IRDec 5, 2021

Variational Autoencoder with CCA for Audio-Visual Cross-Modal Retrieval

arXiv:2112.02601v122 citations
Originality Incremental advance
AI Analysis

This addresses the problem of measuring similarity between different modalities for researchers in information retrieval and machine learning, representing an incremental improvement over existing subspace learning approaches.

The paper tackles cross-modal retrieval between audio and visual data by proposing a variational autoencoder architecture with canonical correlation analysis constraints to learn joint embeddings, achieving results that are appreciably better than existing methods on two benchmark datasets.

Cross-modal retrieval is to utilize one modality as a query to retrieve data from another modality, which has become a popular topic in information retrieval, machine learning, and database. How to effectively measure the similarity between different modality data is the major challenge of cross-modal retrieval. Although several reasearch works have calculated the correlation between different modality data via learning a common subspace representation, the encoder's ability to extract features from multi-modal information is not satisfactory. In this paper, we present a novel variational autoencoder (VAE) architecture for audio-visual cross-modal retrieval, by learning paired audio-visual correlation embedding and category correlation embedding as constraints to reinforce the mutuality of audio-visual information. On the one hand, audio encoder and visual encoder separately encode audio data and visual data into two different latent spaces. Further, two mutual latent spaces are respectively constructed by canonical correlation analysis (CCA).

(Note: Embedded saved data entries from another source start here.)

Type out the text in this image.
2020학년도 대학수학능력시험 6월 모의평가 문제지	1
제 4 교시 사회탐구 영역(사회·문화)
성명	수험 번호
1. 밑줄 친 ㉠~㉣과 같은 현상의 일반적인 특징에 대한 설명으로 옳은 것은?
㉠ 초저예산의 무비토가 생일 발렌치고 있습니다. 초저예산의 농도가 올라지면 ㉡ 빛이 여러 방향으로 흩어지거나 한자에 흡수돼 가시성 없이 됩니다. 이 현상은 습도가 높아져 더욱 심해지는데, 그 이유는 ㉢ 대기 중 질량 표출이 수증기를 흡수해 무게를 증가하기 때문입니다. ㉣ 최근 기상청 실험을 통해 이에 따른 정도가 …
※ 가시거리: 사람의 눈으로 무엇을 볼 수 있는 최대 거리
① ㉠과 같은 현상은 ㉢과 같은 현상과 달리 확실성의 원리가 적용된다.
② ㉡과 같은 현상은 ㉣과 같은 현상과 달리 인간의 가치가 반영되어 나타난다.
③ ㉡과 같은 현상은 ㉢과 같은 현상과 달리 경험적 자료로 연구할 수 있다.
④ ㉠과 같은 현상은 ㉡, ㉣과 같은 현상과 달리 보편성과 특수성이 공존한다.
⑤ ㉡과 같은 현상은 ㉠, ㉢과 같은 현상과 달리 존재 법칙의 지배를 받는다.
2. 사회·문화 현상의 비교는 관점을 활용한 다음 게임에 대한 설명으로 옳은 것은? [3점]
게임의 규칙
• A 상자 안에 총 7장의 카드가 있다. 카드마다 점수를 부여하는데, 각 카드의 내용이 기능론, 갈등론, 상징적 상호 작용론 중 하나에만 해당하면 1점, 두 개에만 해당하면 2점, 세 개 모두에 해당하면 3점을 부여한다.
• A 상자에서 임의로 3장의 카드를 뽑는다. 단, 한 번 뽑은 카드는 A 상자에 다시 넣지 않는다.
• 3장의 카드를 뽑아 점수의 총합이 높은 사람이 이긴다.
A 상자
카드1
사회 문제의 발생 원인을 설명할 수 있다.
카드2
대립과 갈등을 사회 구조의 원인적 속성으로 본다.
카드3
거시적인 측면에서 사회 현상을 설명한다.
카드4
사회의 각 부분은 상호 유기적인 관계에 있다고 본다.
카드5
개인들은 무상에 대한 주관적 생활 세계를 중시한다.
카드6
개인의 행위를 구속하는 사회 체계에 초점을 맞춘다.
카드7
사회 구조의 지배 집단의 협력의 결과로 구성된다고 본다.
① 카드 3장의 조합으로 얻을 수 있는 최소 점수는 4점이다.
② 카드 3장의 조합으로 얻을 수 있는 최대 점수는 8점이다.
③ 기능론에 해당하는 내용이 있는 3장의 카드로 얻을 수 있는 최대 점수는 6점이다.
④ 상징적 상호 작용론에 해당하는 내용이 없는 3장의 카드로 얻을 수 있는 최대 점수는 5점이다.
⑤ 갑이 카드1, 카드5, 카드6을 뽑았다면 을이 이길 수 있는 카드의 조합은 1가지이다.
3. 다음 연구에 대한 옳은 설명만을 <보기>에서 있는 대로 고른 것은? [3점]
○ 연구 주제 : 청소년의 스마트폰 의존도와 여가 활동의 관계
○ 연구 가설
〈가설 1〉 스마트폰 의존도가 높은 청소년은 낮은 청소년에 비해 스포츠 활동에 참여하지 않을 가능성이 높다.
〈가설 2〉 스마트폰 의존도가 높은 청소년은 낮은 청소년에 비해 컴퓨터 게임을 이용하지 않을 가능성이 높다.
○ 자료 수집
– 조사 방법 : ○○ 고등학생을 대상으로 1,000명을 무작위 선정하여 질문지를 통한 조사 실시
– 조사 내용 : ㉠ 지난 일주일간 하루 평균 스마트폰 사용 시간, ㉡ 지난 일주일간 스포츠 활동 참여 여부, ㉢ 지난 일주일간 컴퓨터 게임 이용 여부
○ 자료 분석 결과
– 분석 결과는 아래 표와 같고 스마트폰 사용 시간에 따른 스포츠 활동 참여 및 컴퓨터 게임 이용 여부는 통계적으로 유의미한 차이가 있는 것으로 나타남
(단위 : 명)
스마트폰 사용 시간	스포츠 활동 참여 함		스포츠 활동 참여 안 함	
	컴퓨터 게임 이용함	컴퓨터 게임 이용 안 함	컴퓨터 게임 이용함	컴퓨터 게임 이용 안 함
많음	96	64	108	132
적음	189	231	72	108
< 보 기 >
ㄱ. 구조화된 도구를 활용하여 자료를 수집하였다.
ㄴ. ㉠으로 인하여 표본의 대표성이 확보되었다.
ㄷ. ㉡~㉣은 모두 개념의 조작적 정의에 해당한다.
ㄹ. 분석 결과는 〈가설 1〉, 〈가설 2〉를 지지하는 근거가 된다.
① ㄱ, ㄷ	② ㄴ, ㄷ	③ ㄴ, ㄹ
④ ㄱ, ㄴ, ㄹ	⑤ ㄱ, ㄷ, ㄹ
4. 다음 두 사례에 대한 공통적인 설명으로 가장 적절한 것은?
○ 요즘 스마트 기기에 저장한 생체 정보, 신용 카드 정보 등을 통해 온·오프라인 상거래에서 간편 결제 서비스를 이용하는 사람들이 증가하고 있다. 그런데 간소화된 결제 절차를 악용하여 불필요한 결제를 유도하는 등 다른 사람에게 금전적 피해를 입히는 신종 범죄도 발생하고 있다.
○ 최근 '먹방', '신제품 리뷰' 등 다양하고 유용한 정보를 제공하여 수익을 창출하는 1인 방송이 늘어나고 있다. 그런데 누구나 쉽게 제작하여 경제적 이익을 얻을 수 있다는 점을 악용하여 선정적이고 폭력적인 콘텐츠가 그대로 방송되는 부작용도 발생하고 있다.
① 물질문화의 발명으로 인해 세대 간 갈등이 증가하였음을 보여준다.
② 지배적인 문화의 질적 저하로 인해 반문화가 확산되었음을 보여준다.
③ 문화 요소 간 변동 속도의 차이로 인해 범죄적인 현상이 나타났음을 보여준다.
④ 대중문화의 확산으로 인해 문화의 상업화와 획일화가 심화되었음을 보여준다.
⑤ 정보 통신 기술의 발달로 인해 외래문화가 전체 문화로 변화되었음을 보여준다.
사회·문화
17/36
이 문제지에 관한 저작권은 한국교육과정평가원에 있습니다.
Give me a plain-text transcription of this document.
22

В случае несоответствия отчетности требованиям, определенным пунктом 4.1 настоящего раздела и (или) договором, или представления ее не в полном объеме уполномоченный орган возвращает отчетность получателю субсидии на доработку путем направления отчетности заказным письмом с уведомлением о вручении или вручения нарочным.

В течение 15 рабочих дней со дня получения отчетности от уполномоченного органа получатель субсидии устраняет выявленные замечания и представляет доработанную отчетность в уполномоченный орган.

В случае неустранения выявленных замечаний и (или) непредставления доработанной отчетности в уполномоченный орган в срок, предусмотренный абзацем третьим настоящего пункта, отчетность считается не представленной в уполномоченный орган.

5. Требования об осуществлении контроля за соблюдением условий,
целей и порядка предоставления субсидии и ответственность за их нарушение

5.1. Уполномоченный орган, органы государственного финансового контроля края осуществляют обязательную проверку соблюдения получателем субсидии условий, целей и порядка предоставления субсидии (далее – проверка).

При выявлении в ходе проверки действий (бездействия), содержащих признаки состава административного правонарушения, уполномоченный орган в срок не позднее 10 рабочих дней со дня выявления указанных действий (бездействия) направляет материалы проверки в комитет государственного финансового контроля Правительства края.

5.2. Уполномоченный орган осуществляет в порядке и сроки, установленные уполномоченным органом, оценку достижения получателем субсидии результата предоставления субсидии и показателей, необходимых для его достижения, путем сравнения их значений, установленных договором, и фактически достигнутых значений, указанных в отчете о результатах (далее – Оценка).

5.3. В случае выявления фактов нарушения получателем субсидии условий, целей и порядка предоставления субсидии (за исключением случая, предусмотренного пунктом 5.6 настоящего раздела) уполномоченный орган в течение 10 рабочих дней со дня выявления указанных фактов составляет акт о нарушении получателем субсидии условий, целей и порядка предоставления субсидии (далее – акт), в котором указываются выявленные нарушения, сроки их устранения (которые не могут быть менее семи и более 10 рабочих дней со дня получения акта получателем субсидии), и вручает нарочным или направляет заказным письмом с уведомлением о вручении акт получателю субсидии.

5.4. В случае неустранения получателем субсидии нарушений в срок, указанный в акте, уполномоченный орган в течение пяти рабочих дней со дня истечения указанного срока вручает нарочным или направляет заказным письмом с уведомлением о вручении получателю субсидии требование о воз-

On the other hand, probabilistic modeling methods is used to deal with possible noise and missing information in the data. Additionally, in this way, the cross-modal discrepancy from intra-modal and inter-modal information are simultaneously eliminated in the joint embedding subspace. We conduct extensive experiments over two benchmark datasets. The experimental outcomes exhibit that the proposed architecture is effective in learning audio-visual correlation and is appreciably better than the existing cross-modal retrieval methods.